Über 120 Teilnehmer informierten sich in Hamburg über die Chancen und Risiken der Digitalisierung

Maritim 4.0: Digitalisierung in Produktion und Schiffsbetrieb

Zeichnen sich durch die konsequente Digitalisierung bereits neue Geschäftsmodelle in der maritimen Branche ab? Wo liegen die wesentlichen Potenziale für Effizienzsteigerung in Schiffbau und Schiffsbetrieb? Diese und weitere spannende Fragen diskutierten mehr als 120 Teilnehmer auf der zweiten Schiff&Hafen-Konferenz zum Thema Maritim 4.0 am 12. Juni 2017 in Hamburg.

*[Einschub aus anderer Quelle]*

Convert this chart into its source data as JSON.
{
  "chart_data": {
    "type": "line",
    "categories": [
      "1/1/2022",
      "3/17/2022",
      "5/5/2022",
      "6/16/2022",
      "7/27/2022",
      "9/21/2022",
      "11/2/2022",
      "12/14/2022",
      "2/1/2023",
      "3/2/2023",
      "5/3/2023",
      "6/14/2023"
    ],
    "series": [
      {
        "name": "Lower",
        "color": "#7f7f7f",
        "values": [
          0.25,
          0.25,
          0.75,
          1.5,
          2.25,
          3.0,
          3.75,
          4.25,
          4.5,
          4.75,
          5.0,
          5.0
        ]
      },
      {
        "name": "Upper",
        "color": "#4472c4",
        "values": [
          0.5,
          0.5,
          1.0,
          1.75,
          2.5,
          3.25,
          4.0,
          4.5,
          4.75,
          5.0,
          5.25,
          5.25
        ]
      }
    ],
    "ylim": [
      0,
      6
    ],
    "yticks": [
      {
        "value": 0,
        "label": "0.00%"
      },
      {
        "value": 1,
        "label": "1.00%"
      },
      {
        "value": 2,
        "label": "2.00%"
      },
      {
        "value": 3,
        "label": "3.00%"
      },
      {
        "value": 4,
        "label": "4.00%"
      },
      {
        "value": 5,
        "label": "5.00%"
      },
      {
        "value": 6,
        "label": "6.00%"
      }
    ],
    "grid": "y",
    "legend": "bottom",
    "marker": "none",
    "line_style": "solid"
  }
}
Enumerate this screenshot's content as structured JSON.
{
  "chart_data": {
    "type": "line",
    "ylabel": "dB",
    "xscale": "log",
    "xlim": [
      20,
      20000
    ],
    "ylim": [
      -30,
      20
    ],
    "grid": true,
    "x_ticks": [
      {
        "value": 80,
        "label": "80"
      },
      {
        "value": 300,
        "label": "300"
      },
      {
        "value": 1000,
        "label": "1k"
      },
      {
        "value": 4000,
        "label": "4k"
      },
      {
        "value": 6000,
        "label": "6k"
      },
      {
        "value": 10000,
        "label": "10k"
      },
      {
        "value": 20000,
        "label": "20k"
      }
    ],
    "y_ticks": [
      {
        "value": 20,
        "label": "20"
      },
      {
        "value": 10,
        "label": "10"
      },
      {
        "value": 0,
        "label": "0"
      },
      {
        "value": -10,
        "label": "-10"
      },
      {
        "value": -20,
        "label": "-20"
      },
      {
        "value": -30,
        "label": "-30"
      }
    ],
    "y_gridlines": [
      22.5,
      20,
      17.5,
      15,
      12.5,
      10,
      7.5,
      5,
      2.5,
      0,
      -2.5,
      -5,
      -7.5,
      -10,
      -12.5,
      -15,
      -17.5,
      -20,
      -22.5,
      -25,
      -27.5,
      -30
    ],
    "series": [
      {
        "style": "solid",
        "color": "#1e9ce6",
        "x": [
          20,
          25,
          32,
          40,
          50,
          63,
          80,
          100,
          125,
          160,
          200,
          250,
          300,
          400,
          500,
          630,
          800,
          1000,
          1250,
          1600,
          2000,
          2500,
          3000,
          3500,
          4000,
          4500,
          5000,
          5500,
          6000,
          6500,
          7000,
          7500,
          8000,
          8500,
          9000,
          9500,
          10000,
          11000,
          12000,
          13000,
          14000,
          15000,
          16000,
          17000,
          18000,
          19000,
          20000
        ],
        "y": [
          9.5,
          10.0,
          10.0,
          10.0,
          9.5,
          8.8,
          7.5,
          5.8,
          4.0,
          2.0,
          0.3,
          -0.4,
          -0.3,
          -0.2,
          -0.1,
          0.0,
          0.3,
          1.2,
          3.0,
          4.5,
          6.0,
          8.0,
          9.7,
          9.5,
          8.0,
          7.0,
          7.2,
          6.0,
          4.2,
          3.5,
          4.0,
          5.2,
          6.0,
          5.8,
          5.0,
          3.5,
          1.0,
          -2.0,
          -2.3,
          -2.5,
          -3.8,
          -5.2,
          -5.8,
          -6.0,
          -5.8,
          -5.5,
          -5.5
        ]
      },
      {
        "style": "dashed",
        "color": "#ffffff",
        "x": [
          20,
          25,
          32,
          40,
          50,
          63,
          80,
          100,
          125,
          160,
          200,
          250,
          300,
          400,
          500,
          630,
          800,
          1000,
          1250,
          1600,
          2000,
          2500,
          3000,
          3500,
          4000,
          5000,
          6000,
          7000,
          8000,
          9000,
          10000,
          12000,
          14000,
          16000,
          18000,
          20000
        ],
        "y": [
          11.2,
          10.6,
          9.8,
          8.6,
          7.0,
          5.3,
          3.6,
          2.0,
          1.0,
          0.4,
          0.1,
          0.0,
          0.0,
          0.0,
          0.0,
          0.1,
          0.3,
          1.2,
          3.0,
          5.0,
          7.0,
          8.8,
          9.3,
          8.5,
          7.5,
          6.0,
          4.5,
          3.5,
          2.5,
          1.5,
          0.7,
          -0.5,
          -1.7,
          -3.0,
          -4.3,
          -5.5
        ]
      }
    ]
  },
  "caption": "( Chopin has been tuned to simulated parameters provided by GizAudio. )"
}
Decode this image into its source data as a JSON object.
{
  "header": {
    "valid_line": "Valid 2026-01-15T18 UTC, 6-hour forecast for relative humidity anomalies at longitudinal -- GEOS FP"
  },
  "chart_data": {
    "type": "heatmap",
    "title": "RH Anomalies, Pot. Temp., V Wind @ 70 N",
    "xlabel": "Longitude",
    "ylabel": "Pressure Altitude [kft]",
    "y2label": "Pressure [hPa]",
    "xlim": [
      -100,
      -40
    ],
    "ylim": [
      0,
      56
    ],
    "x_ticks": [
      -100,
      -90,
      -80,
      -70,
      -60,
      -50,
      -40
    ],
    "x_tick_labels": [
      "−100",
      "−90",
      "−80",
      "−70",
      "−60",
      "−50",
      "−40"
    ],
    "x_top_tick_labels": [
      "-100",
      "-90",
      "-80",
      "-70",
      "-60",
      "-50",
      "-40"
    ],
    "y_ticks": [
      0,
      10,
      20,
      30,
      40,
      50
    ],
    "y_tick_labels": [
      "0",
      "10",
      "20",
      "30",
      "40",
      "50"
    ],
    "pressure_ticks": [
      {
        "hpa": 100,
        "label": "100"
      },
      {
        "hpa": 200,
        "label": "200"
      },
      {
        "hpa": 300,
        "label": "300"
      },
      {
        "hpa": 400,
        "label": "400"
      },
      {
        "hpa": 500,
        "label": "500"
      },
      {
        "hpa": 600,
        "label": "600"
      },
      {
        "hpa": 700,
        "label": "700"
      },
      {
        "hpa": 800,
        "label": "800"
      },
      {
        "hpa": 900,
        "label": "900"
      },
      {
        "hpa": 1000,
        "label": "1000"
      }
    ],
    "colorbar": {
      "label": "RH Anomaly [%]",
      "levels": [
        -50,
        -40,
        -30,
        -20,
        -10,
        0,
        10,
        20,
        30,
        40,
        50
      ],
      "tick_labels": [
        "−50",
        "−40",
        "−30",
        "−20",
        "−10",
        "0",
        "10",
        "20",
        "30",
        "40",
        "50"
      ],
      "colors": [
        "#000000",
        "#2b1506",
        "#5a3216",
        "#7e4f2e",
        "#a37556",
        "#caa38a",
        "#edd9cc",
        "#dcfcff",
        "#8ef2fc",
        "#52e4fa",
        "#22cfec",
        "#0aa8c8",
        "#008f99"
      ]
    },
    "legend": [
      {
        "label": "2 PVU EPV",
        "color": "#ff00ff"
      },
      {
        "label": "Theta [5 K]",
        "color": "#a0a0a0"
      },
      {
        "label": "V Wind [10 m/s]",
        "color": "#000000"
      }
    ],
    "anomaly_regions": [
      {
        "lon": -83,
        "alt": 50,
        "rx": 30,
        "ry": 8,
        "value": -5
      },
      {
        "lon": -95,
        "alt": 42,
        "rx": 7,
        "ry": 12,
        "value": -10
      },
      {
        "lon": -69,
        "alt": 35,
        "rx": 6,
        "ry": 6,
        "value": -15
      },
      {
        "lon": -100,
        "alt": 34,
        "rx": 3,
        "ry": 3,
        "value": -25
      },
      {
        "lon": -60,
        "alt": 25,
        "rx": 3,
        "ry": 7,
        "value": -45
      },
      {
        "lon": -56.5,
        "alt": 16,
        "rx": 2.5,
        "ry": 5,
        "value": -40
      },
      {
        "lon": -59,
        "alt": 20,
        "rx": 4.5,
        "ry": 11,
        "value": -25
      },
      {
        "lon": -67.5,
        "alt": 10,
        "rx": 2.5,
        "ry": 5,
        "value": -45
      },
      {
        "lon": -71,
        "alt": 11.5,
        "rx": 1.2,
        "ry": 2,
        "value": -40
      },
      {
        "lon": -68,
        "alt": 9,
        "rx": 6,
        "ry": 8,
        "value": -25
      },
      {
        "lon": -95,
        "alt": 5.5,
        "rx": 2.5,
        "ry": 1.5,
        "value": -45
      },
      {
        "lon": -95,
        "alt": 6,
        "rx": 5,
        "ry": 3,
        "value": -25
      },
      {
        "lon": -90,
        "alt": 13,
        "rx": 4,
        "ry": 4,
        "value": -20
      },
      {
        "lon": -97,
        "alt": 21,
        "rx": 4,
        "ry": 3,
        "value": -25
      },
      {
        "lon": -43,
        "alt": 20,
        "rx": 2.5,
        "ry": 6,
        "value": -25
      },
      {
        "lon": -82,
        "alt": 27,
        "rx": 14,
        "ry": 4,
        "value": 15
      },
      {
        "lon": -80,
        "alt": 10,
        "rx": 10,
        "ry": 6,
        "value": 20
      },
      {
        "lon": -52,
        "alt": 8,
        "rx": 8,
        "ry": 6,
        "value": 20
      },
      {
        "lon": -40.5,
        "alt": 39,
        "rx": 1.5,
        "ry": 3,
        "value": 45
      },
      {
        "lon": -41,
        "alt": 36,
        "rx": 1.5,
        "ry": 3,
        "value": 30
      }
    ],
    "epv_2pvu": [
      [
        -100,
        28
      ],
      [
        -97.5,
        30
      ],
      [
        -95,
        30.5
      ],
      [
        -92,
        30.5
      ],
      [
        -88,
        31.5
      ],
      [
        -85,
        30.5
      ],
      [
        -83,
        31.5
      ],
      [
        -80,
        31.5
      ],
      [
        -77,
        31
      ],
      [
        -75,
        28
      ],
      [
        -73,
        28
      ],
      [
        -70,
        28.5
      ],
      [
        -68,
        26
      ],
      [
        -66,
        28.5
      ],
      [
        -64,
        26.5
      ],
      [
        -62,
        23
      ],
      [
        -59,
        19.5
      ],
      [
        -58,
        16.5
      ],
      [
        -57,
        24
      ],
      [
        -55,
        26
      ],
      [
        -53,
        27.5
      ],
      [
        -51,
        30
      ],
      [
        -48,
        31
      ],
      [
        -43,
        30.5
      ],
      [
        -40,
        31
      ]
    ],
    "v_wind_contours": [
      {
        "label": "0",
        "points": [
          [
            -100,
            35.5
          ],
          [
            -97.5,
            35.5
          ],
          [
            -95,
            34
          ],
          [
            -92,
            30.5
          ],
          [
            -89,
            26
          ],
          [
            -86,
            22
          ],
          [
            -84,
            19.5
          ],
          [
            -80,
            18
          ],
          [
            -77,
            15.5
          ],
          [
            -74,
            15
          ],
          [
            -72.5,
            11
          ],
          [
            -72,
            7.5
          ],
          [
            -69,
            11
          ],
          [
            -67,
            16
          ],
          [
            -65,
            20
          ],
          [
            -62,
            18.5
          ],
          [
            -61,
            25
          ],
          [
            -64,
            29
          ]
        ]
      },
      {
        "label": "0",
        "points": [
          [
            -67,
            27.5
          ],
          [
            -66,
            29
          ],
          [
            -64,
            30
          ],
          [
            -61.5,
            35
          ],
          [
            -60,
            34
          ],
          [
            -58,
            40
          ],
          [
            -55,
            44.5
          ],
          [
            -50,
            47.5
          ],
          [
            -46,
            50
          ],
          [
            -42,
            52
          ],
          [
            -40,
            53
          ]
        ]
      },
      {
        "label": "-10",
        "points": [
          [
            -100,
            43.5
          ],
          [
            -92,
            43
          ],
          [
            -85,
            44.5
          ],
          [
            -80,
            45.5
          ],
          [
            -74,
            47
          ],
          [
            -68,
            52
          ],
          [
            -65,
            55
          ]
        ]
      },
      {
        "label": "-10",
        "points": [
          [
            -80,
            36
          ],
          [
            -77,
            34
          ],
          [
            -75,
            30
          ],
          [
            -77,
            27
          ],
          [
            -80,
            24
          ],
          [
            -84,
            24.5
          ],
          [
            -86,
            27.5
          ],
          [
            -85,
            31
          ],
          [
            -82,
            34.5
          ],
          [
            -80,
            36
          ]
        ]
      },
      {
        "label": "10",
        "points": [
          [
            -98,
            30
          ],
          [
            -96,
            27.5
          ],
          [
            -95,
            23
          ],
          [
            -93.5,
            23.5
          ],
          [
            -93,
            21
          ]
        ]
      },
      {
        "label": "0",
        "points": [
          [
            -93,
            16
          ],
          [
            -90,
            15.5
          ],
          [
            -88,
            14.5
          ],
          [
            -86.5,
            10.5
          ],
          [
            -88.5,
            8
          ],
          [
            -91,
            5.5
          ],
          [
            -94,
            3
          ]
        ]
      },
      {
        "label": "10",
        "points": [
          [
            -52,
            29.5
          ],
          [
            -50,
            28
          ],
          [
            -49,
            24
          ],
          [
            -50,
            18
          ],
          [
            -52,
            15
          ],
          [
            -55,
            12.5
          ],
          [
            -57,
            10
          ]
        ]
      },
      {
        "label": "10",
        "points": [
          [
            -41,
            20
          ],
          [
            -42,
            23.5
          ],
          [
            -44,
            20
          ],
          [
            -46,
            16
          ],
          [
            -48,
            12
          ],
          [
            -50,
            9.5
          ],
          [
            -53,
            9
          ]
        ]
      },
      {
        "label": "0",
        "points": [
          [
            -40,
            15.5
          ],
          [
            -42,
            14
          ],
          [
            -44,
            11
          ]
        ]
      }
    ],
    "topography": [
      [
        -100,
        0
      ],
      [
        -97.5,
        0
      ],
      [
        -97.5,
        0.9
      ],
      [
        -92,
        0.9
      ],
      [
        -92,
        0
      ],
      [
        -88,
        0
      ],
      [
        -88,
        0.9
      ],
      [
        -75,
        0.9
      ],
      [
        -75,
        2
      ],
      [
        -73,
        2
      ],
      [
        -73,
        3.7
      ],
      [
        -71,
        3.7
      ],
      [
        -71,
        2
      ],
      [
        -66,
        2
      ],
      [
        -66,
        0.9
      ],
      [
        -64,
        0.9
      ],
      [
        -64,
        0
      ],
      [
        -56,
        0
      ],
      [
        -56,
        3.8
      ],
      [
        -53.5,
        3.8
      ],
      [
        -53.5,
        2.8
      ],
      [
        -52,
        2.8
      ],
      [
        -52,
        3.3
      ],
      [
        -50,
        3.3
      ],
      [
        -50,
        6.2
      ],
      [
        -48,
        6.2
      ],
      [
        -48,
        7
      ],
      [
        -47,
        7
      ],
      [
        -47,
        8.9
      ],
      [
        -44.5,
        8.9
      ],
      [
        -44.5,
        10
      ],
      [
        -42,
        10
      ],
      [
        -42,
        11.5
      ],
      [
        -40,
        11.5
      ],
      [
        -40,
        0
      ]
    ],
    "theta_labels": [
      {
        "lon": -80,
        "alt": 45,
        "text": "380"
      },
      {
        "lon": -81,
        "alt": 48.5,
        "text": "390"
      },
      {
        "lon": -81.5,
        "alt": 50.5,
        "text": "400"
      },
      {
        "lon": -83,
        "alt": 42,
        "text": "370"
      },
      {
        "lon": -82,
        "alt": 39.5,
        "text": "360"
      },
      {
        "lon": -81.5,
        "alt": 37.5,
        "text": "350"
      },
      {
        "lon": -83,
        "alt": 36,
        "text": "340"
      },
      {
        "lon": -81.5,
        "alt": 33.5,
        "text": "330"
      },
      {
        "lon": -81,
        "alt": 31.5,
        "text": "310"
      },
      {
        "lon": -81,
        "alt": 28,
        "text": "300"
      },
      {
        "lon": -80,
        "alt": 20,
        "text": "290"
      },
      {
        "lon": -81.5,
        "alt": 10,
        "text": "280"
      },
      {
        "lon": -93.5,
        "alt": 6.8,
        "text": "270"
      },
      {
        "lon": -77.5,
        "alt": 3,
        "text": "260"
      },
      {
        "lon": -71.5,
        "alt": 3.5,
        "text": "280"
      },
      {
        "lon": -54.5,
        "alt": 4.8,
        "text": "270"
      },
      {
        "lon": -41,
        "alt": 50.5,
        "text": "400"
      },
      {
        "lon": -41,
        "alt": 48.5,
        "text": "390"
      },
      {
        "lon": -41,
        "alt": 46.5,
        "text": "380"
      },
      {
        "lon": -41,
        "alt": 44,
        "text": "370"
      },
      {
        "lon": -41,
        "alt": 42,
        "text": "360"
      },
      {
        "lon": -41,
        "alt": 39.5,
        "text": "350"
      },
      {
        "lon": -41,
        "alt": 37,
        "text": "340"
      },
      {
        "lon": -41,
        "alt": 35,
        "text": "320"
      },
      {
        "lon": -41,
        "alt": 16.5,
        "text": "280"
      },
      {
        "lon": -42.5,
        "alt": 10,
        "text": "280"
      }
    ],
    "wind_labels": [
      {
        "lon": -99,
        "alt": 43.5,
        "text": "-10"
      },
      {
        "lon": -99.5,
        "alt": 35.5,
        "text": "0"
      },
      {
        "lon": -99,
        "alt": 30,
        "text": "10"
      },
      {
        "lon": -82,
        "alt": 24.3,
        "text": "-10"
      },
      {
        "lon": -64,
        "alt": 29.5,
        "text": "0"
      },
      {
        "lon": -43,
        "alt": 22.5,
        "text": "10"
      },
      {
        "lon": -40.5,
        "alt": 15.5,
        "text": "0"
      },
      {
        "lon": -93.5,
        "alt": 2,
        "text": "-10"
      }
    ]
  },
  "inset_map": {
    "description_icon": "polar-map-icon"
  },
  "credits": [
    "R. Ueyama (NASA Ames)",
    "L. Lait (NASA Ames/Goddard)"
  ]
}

Unter der Überschrift „4.0 in Produktion und Schiffsbetrieb“ stellten führende Experten aus Reedereien, Werften und Zulieferunternehmen in insgesamt acht Fachvorträgen erfolgreiche Praxisbeispiele und zukunftsweisende Projekte vor. Erfahrungen bei der Einführung digitaler Technologien und die Umsetzung neuer Geschäftsmodelle bildeten einen weiteren Schwerpunkt. Um einen lebendigen Wissens- und Meinungsaustausch zu initiieren und eine bedarfsgerechte Technologieentwicklung voranzutreiben, wurde dabei abermals ein besonderer Fokus auf den Dialog zwischen den Zulieferern, Werften und Reedereien gelegt. Kooperationspartner der Konferenz waren die maritimen Verbände VDMA Marine Equipment and Systems, der Verband Deutscher Reeder (VDR) und der Verband für Schiffbau und Meerestechnik (VSM).
Dr. Silke Sadowski, Chefredakteurin Schiff&Hafen, eröffnete die Konferenz und betonte, dass das Thema Digitalisierung bzw. Maritim 4.0 seit der vergangen, ersten Konferenz im April 2016 noch einmal präsenter wahrnehmbar sei. Die Überzeugung, dass die neuen Möglichkeiten auch den maritimen Sektor dramatisch verändern werden, wachse spürbar.
Dabei herrsche inzwischen weitgehend Konsens darüber, dass die digitale Transformation auch für die maritime Branche ein zentrales Element bei der zukünftigen strategischen Ausrichtung der Unternehmen sein wird - und zwar in allen Bereichen von Werften, Zulieferunternehmen und Schifffahrt.
In seiner Keynote erläuterte Ulf Siwe, Kommunikationsverantwortlicher des schwedischen Sea Traffic Management Validation Project der Swedish Maritime Administration, unter dem Titel „Steaming into a digital future – main fields of application and the resulting benefits“ die weitreichenden möglichen Anwendungsfelder, die sich ergebenden Chancen und die größten Hemmnisse bei der weiteren Digitalisierung der maritimen Wirtschaft.
Die beiden Podiumsdiskussionen wurden sowohl von den Vortragenden als auch von den Konferenzteilnehmern aktiv genutzt, um über die Herausforderungen, Chancen, offenen Fragen und möglichen Lösungen der Digitalisierung zu diskutieren. Zu den wichtigsten Diskussionsthemen gehörten dabei die Standardisierung sowie die Notwendigkeit, Daten und Informationen über Firmen- und Branchengrenzen hinweg auszutauschen. Hierfür wurde von den Diskutanten insbesondere mehr Offenheit und Vertrauen sowie Kooperationsbereitschaft gewünscht.
Auch das anschließende Networking-Dinner nutzten die Teilnehmer für einen vertiefenden Meinungsaustausch. Im Rahmen einer kleinen Fachausstellung konnten sich alle Veranstaltungsbesucher über ausgewählte Produkte und Dienstleistungen der Sponsoren informieren. Eine ausführliche Nachberichterstattung zu der Veranstaltung erfolgt in Schiff&Hafen 8/2017.